Thank you, AnnieBlue! It is really tough. I'm trying to be strategic and consider every angle, even though I know there is no guarantee I'll get my college preference anyway. :P I just want to go with what I think is the best option so I don't regret it.

I'm leaning toward Oriel, just based on a gut feeling. I don't know why, but I just love the look of it and get a good vibe from it. And being a Tory myself, I would actually love if it lived up to its Toriel reputation, though from what I gather, it seems to have more left-wingers than right-wingers at the moment! I assume that any college will though, and I don't mind too much; I just wouldn't want to pick one that is especially known for being left-wing, like Wadham
Reply 3
Original post by CrispLeaves
Hi again, all!

I think I've narrowed my college preference to Merton or Oriel.

How important is it that there are fellows researching similar topics to you?

I'll be applying to the MSt in English (Medieval era). Merton doesn't currently have any English faculty specializing in that era, but it does have the History of the Book Group and a huge offering of medieval manuscripts in its library. Oriel does have English fellows in the Medieval era, but my concern with Oriel is that it doesn't give out many scholarships, while Merton typically gives the most Clarendon scholarships of any college.

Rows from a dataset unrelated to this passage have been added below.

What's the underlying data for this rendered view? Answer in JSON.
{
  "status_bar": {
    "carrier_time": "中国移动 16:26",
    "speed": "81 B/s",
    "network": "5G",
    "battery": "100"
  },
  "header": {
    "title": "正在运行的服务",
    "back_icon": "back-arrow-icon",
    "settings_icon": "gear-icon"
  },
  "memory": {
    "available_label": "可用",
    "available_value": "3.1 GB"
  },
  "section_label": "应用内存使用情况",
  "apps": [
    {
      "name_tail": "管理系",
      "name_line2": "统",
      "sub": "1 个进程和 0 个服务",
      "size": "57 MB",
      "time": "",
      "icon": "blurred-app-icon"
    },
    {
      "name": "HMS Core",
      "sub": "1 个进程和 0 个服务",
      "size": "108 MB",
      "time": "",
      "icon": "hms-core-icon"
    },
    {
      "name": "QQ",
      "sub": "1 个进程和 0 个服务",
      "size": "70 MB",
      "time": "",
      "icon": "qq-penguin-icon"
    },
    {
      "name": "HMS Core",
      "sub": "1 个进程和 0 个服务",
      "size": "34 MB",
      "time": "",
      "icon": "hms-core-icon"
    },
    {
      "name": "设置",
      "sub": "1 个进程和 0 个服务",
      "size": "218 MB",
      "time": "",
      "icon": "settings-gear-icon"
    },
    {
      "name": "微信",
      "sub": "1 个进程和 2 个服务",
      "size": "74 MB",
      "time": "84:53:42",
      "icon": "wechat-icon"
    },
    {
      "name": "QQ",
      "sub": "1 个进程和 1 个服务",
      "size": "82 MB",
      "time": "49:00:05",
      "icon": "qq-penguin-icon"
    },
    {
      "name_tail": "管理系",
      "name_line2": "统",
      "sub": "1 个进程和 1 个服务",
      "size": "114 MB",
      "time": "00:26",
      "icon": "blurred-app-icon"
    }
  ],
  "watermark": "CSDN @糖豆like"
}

Any advice would be appreciated!

Your best strategy is really to pick whichever college you feel good about, though by all means compare accommodation costs and other practical factors. (These can vary a lot depending on how rich the college in question is.) Academics in your field can be a plus, especially if the college has a strong medievalist community, but no more than that teaching and supervision is done through the Faculty. You should also be aware Oriel does not technically have medievalist fellows, as far as I know. (The academics listed for medieval English on the Oriel website are college lecturers there, meaning they teach undergrads at Oriel but are mainly employed elsewhere.) And finally, remember that this decision is a lot less important at the postgraduate level: admissions are administered by the Faculty (and most scholarships are allocated centrally, though very few indeed are given out at the master's level), so applicants frequently get moved from one college to another. (The only time I got the college I applied to was for undergrad; both for my master's and the DPhil, I was moved around for funding.)